Shehryar Fazli in the Los Angeles Review of Books:
A Youtube search of Salman Rushdie seemingly returns fresh hits by the week, of some new lecture, interview, or panel discussion. It’s worth taking a moment to appreciate that this indispensable writer, who spent an earlier decade under a state-sanctioned death threat, is able to share his literary and cultural preoccupations as openly and frequently as he does. But ubiquity in public life can be risky for a novelist. In Rushdie’s latest, The Golden House, we encounter so many of those preoccupations that it often reads like the eponymous Goldens are less a family than an extension of a conversation we’ve been having with the author for years.
Nero Golden and his three sons flee to the United States after losing Nero’s wife to the November 2008 Bombay (or Mumbai) terrorist attacks by the Pakistan-based Lashkar-e-Tayyaba, which claimed hundreds of lives.

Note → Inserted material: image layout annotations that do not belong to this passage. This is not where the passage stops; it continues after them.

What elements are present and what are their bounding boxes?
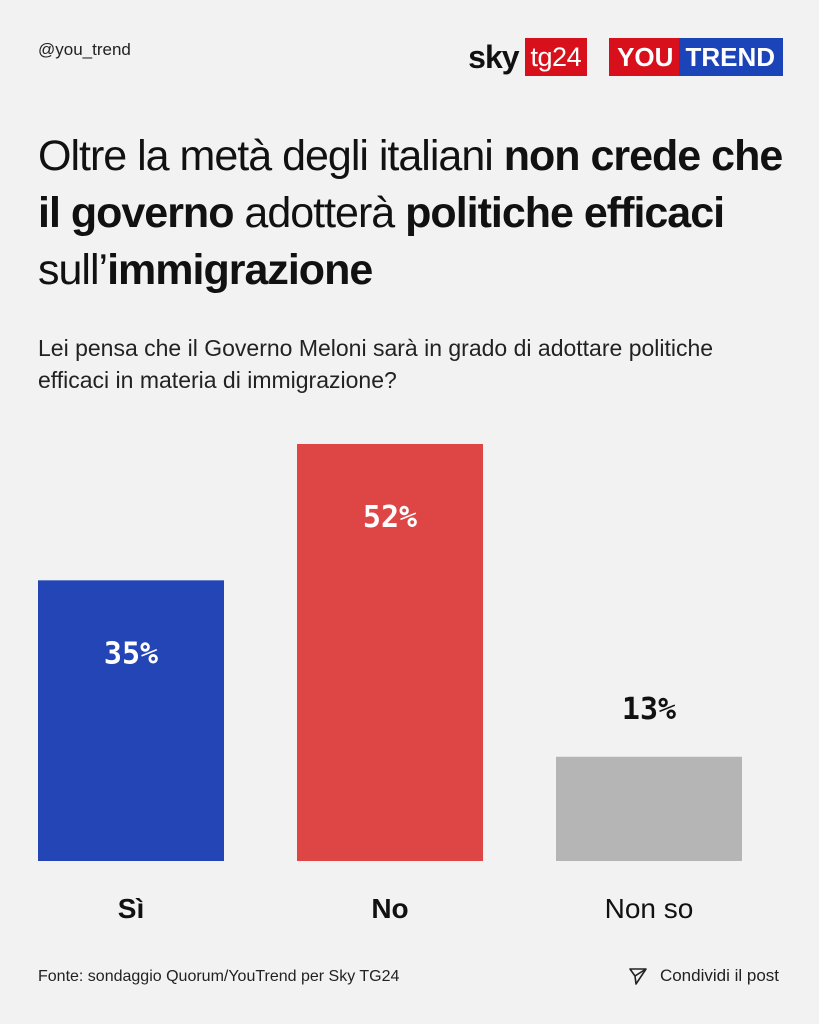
logos: sky tg24 YOU TREND [468,38,783,76]
value-label: 52% [363,500,417,535]
value-label: 13% [622,692,676,727]
headline-part: Oltre la metà degli italiani [38,132,504,180]
share-post-button[interactable]: Condividi il post [628,966,779,986]
tg24-wordmark: tg24 [524,38,588,76]
headline: Oltre la metà degli italiani non crede c… [38,128,798,299]
headline-part: adotterà [233,189,406,237]
category-label: No [371,893,408,924]
share-label: Condividi il post [659,966,779,985]
headline-part: non crede che il governo [38,132,783,237]
category-label: Non so [605,893,694,924]
youtrend-trend: TREND [679,38,783,76]
headline-part: immigrazione [107,246,373,294]
bar-1 [297,444,483,861]
headline-part: sull’ [38,246,108,294]
source-note: Fonte: sondaggio Quorum/YouTrend per Sky… [38,968,400,985]
bar-0 [38,580,224,861]
youtrend-logo: YOU TREND [609,38,783,76]
survey-question: Lei pensa che il Governo Meloni sarà in … [38,335,714,393]
value-label: 35% [104,636,158,671]
sky-wordmark: sky [468,39,519,75]
skytg24-logo: sky tg24 [468,38,588,76]
send-icon [629,968,647,985]
handle: @you_trend [38,40,131,59]
bar-2 [556,756,742,861]
headline-part: politiche efficaci [405,189,725,237]
category-label: Sì [118,893,144,924]
bar-chart: 35% Sì 52% No 13% Non so [38,444,742,924]
youtrend-you: YOU [609,38,680,76]
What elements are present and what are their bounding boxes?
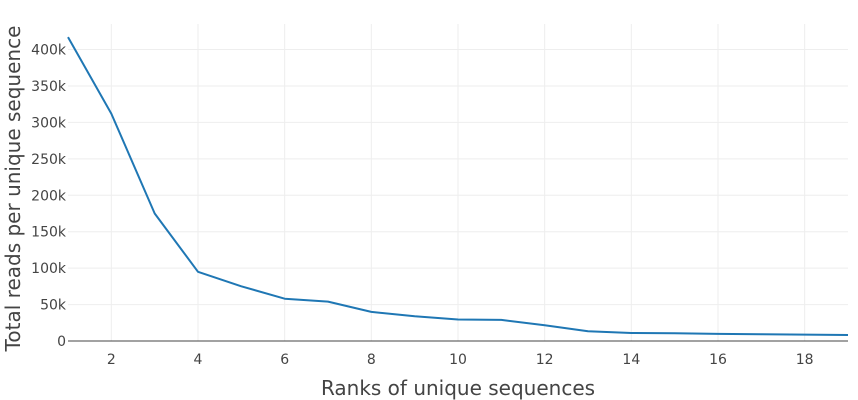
y-tick-label: 400k	[31, 43, 67, 59]
x-axis-title: Ranks of unique sequences	[321, 376, 595, 400]
series-line	[67, 36, 849, 336]
x-tick-label: 4	[194, 352, 203, 368]
y-tick-label: 350k	[31, 79, 67, 95]
x-tick-label: 16	[709, 352, 727, 368]
x-tick-label: 2	[107, 352, 116, 368]
y-tick-label: 250k	[31, 152, 67, 168]
y-tick-label: 50k	[40, 298, 67, 314]
y-tick-label: 300k	[31, 115, 67, 131]
y-tick-label: 150k	[31, 225, 67, 241]
x-tick-label: 12	[536, 352, 554, 368]
y-tick-label: 100k	[31, 261, 67, 277]
x-tick-label: 6	[280, 352, 289, 368]
x-tick-label: 10	[449, 352, 467, 368]
y-axis-title: Total reads per unique sequence	[1, 26, 25, 353]
x-tick-labels: 2 4 6 8 10 12 14 16 18	[107, 352, 814, 368]
x-tick-label: 14	[622, 352, 640, 368]
series-group	[67, 36, 849, 336]
y-tick-labels: 0 50k 100k 150k 200k 250k 300k 350k 400k	[31, 43, 67, 350]
x-gridlines	[110, 24, 806, 341]
y-tick-label: 200k	[31, 188, 67, 204]
y-tick-label: 0	[57, 334, 66, 350]
y-gridlines	[68, 49, 848, 306]
x-tick-label: 8	[367, 352, 376, 368]
x-tick-label: 18	[796, 352, 814, 368]
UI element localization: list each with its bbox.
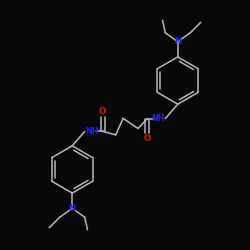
Text: O: O — [99, 107, 106, 116]
Text: N: N — [174, 37, 182, 46]
Text: NH: NH — [151, 114, 164, 123]
Text: N: N — [68, 204, 76, 213]
Text: O: O — [144, 134, 151, 143]
Text: NH: NH — [86, 127, 99, 136]
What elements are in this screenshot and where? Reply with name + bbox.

They arrive in Manhattan on the day of Barack Obama’s inauguration. We learn early that Nero had more dubious reasons for leaving India, where he clearly kept shady company. Classic noir, where the forces threatening the protagonist’s existence at home ultimately reappear and continue to do so in his new life. In this case, the protagonist hides not in an obscure town but in the world’s capital.